In all those years shopping at Ikea, I never thought I'd be working there. No, I'm not wearing a blue shirt and driving a forklift, but I am working at Ikea now. Today I started a seven-week Business English class for ten or fifteen of their employees who already have pretty good English at the start.
I can already tell it's going to be fun: unlike worker/students I've taught at some other companies, these guys are super-talkative. There are two class clowns who should keep things interesting.
The Chinese employees of the Development Zone have a definite sense of hierarchy of companies. The Scandinavian, German and American companies are regarded as the very best, with Ikea at the top. All these Western companies are known for relatively good pay (Germans and Scandinavians somewhat higher than Americans) and great office atmosphere.
Chinese companies suck, but no worse than Chinese companies in the rest of China.
Korean companies are known for low pay and bullying bosses.
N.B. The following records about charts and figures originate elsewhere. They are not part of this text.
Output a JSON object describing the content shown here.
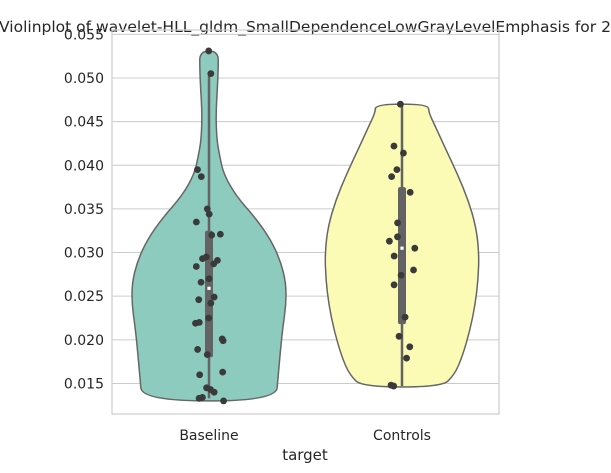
{
  "chart_data": {
    "type": "violin",
    "title": "Violinplot of wavelet-HLL_gldm_SmallDependenceLowGrayLevelEmphasis for 2",
    "xlabel": "target",
    "ylabel": "",
    "categories": [
      "Baseline",
      "Controls"
    ],
    "ylim": [
      0.0115,
      0.0555
    ],
    "yticks": [
      0.015,
      0.02,
      0.025,
      0.03,
      0.035,
      0.04,
      0.045,
      0.05,
      0.055
    ],
    "ytick_labels": [
      "0.015",
      "0.020",
      "0.025",
      "0.030",
      "0.035",
      "0.040",
      "0.045",
      "0.050",
      "0.055"
    ],
    "grid": "horizontal",
    "colors": {
      "Baseline": "#8dcbbe",
      "Controls": "#fbfbb5",
      "points": "#3a3a3a",
      "outline": "#666666",
      "grid": "#cccccc"
    },
    "series": [
      {
        "name": "Baseline",
        "box": {
          "whisker_low": 0.0133,
          "q1": 0.018,
          "median": 0.0259,
          "q3": 0.0325,
          "whisker_high": 0.0503
        },
        "violin_range": [
          0.013,
          0.0531
        ],
        "density": [
          [
            0.013,
            0.87
          ],
          [
            0.016,
            0.9
          ],
          [
            0.019,
            0.93
          ],
          [
            0.0215,
            0.96
          ],
          [
            0.024,
            1.0
          ],
          [
            0.0265,
            1.0
          ],
          [
            0.029,
            0.93
          ],
          [
            0.0315,
            0.8
          ],
          [
            0.034,
            0.6
          ],
          [
            0.0365,
            0.35
          ],
          [
            0.039,
            0.19
          ],
          [
            0.041,
            0.14
          ],
          [
            0.043,
            0.1
          ],
          [
            0.046,
            0.09
          ],
          [
            0.049,
            0.11
          ],
          [
            0.051,
            0.12
          ],
          [
            0.0531,
            0.12
          ]
        ],
        "points": [
          0.0531,
          0.0505,
          0.0395,
          0.0387,
          0.035,
          0.0344,
          0.0335,
          0.0321,
          0.032,
          0.0295,
          0.0293,
          0.0291,
          0.0287,
          0.0284,
          0.027,
          0.0266,
          0.0249,
          0.0246,
          0.0242,
          0.0225,
          0.022,
          0.0219,
          0.0201,
          0.0199,
          0.0189,
          0.0183,
          0.0163,
          0.016,
          0.0145,
          0.0143,
          0.014,
          0.0134,
          0.0133,
          0.013
        ]
      },
      {
        "name": "Controls",
        "box": {
          "whisker_low": 0.0147,
          "q1": 0.0218,
          "median": 0.0305,
          "q3": 0.0375,
          "whisker_high": 0.047
        },
        "violin_range": [
          0.0146,
          0.047
        ],
        "density": [
          [
            0.0146,
            0.52
          ],
          [
            0.016,
            0.68
          ],
          [
            0.018,
            0.78
          ],
          [
            0.021,
            0.88
          ],
          [
            0.024,
            0.95
          ],
          [
            0.027,
            0.99
          ],
          [
            0.03,
            1.0
          ],
          [
            0.033,
            0.96
          ],
          [
            0.036,
            0.86
          ],
          [
            0.039,
            0.72
          ],
          [
            0.042,
            0.56
          ],
          [
            0.0445,
            0.43
          ],
          [
            0.046,
            0.35
          ],
          [
            0.047,
            0.34
          ]
        ],
        "points": [
          0.047,
          0.0422,
          0.0414,
          0.0395,
          0.0387,
          0.0369,
          0.0334,
          0.0318,
          0.0313,
          0.0305,
          0.0296,
          0.028,
          0.0274,
          0.0263,
          0.0226,
          0.0204,
          0.0192,
          0.0179,
          0.0148,
          0.0147
        ]
      }
    ]
  }
}
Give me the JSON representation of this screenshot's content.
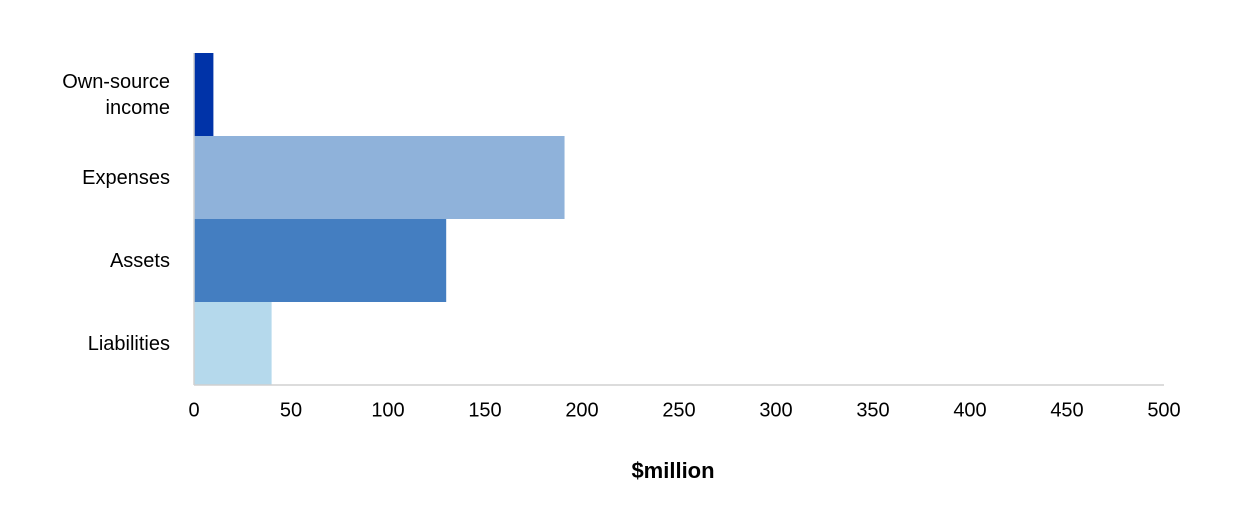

Japanese are regarded as the very worst. The pay is ⅓ lower than at a Chinese company, the bosses are extremely condescending and demanding, and the office atmosphere is authoritarian.
A student in class today said "Japanese boss tell me 'Do this, then do this, then do this.' Ikea boss tell me 'Solve this problem, up to you how.'" I could clearly see the results of that respectful atmosphere in the attitudes of these students.
Now that I'm living in the Development Zone, these kinds of classes should be plentiful. It's a shame I love teaching at the university, because I could probably make twice the money with a lot less stress and hassle just by chasing down jobs like this in the Development Zone
The Development Zone has this great combination of lots of foreign companies, but almost no foreign teachers. That means parents out here see the value of English for their kids, companies need to teach English to their workers, workers earn a hefty premium (sometimes 20% or more) for knowing English — and there's only little-ole' me and a few others to teach them! I like that particular mixture of supply and demand.
The only trouble is, I don't love teaching English as much as I love teaching content classes like Business Ethics, European Civ, The Moral Foundations of Capitalism, and Entrepreneurship. So I'm actually taking a relative pay cut, working longer and harder, for the privilege of teaching what I most love to teach. Teaching English is a blast, too, but it just doesn't exercise my capacity the way that teaching philosophy-related courses does.
So for the time being, I'll carry on working at the university while making my real money on the side at lovely little gigs like this.